Eric Furry


Eric Furry is a Senior Software Consultant at IT Solutions, Inc and is responsible for system architecture and product feature design on a variety of client solutions. He has been working with Microsoft .NET technologies since 2003 and is also an avid lover of Javascript frameworks like Knockout and Angular.

Eric has loved writing software since the age of 12 because it allows you to create something in just a few hours that can then surprise and intrigue you. He also enjoys homebrew beer, cats, and playing the video game Civilization 5.

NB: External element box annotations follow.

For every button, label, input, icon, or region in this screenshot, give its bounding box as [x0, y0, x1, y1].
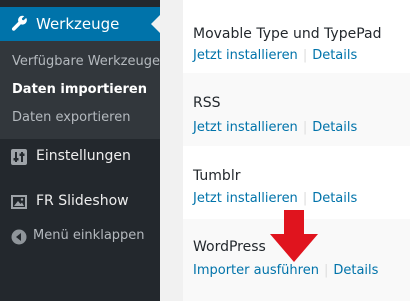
- submenu-item-verfuegbare-werkzeuge[interactable]: Verfügbare Werkzeuge: [12, 54, 160, 69]
- importer-title: RSS: [193, 95, 221, 111]
- importer-title: WordPress: [193, 239, 266, 255]
- slideshow-image-icon: [11, 195, 27, 209]
- collapse-arrow-icon: [11, 229, 27, 245]
- wrench-icon: [11, 15, 27, 31]
- importer-row: RSS Jetzt installieren | Details: [183, 73, 410, 146]
- menu-item-werkzeuge[interactable]: Werkzeuge: [0, 7, 160, 41]
- importer-actions: Jetzt installieren | Details: [193, 120, 357, 135]
- importer-actions: Jetzt installieren | Details: [193, 48, 357, 63]
- menu-item-einstellungen[interactable]: Einstellungen: [0, 140, 160, 174]
- details-link[interactable]: Details: [312, 191, 357, 206]
- submenu-werkzeuge: Verfügbare Werkzeuge Daten importieren D…: [0, 41, 160, 139]
- collapse-menu-button[interactable]: Menü einklappen: [0, 220, 160, 254]
- install-link[interactable]: Jetzt installieren: [193, 48, 298, 63]
- install-link[interactable]: Jetzt installieren: [193, 191, 298, 206]
- importer-actions: Importer ausführen | Details: [193, 263, 378, 278]
- collapse-menu-label: Menü einklappen: [33, 228, 145, 243]
- importer-actions: Jetzt installieren | Details: [193, 191, 357, 206]
- run-importer-link[interactable]: Importer ausführen: [193, 263, 319, 278]
- active-indicator: [151, 15, 160, 33]
- menu-item-label: Werkzeuge: [36, 15, 120, 33]
- details-link[interactable]: Details: [312, 120, 357, 135]
- menu-item-label: FR Slideshow: [36, 193, 129, 209]
- details-link[interactable]: Details: [333, 263, 378, 278]
- importer-row: Tumblr Jetzt installieren | Details: [183, 146, 410, 219]
- menu-item-fr-slideshow[interactable]: FR Slideshow: [0, 185, 160, 219]
- importer-row: Movable Type und TypePad Jetzt installie…: [183, 0, 410, 73]
- settings-sliders-icon: [11, 149, 27, 165]
- importer-title: Movable Type und TypePad: [193, 26, 382, 42]
- separator: |: [302, 191, 308, 206]
- submenu-item-daten-exportieren[interactable]: Daten exportieren: [12, 110, 130, 125]
- details-link[interactable]: Details: [312, 48, 357, 63]
- red-down-arrow-icon: [270, 210, 318, 262]
- menu-item-label: Einstellungen: [36, 148, 131, 164]
- separator: |: [323, 263, 329, 278]
- importer-title: Tumblr: [193, 168, 241, 184]
- separator: |: [302, 120, 308, 135]
- separator: |: [302, 48, 308, 63]
- install-link[interactable]: Jetzt installieren: [193, 120, 298, 135]
- submenu-item-daten-importieren[interactable]: Daten importieren: [12, 82, 147, 97]
- admin-sidebar: Werkzeuge Verfügbare Werkzeuge Daten imp…: [0, 0, 160, 301]
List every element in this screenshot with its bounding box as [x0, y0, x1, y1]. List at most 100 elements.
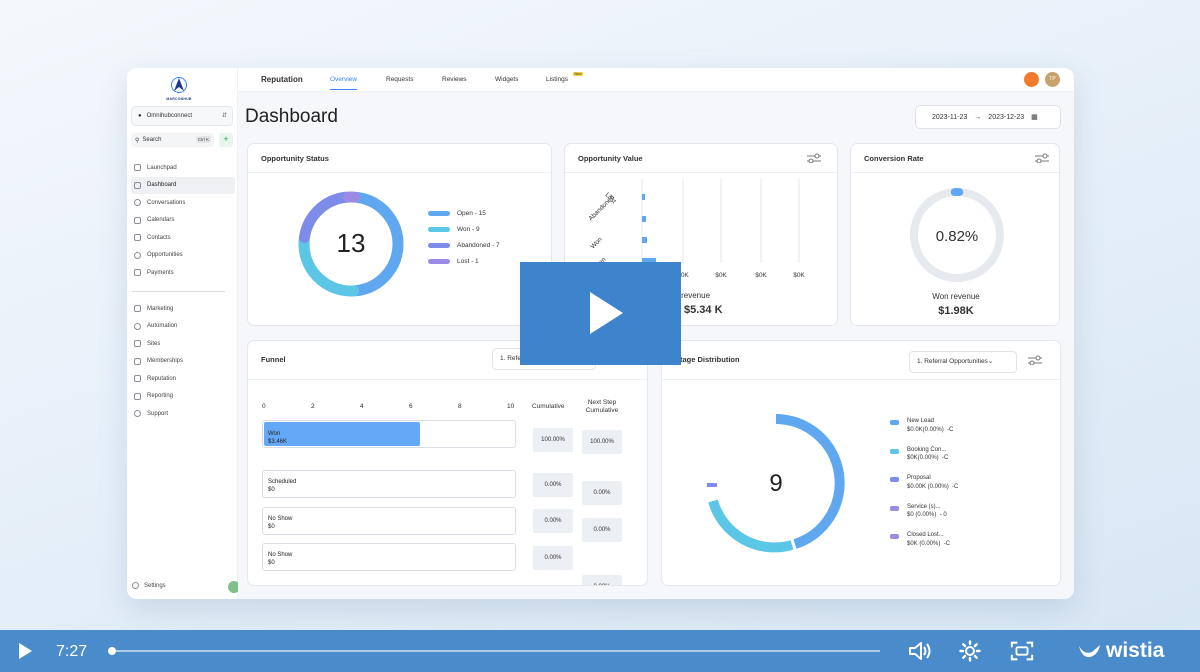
funnel-row[interactable]: No Show $0	[262, 507, 516, 535]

Scaling Techniques for Azure SQL Database

Saturday, October 22nd, 2016 at 11:30 am in

Have you ever wanted to take an Azure SQL Database that is mostly used from 9-5 PM and automatically scale it up to meet business day demands and scale it down to save money overnight? In this talk we’ll use Postman and also write some code that uses the Azure APIs to do just that, in a technique known as dynamic vertical scaling. We’ll then work with the Azure Elastic Database libraries to “scale-out” and build a more sophisticated sharded database structure that would be suitable to run a large-scale SaaS application.

Don’t worry if you’ve never used Azure SQL Database before—we will introduce Azure SQL Database and work through the key similarities and differences from a typical Microsoft SQL Server installation. For those with experience with SQL Server, it will look and feel very familiar except with some dramatic new capabilities.

Using the Azure Resource Manager API to Scale Azure Database Up and Down on a Schedule

Wednesday, July 20th, 2016 at 5:45 pm

Have you ever wanted to take an Azure Database that is mostly used from 9-5 PM and have it automatically scale up to meet business day demands and scale down to save some money overnight? In this talk we’ll walk through some code that uses the Azure APIs to do just that. This demo uses .NET 4.6.1 and the Azure Active Directory Authentication Libraries (ADAL) to authenticate and then uses the Azure Resource Manager APIs to show how you can automate a change to an Azure Database’s performance level. You can then throw this script into an Azure WebJob and have it run on a schedule that matches performance with demand.

At the end we’ll briefly touch on how this technique of automated vertical scaling can be combined with more formidable horizontal scaling techniques to maximize performance and savings in a variety of scenarios.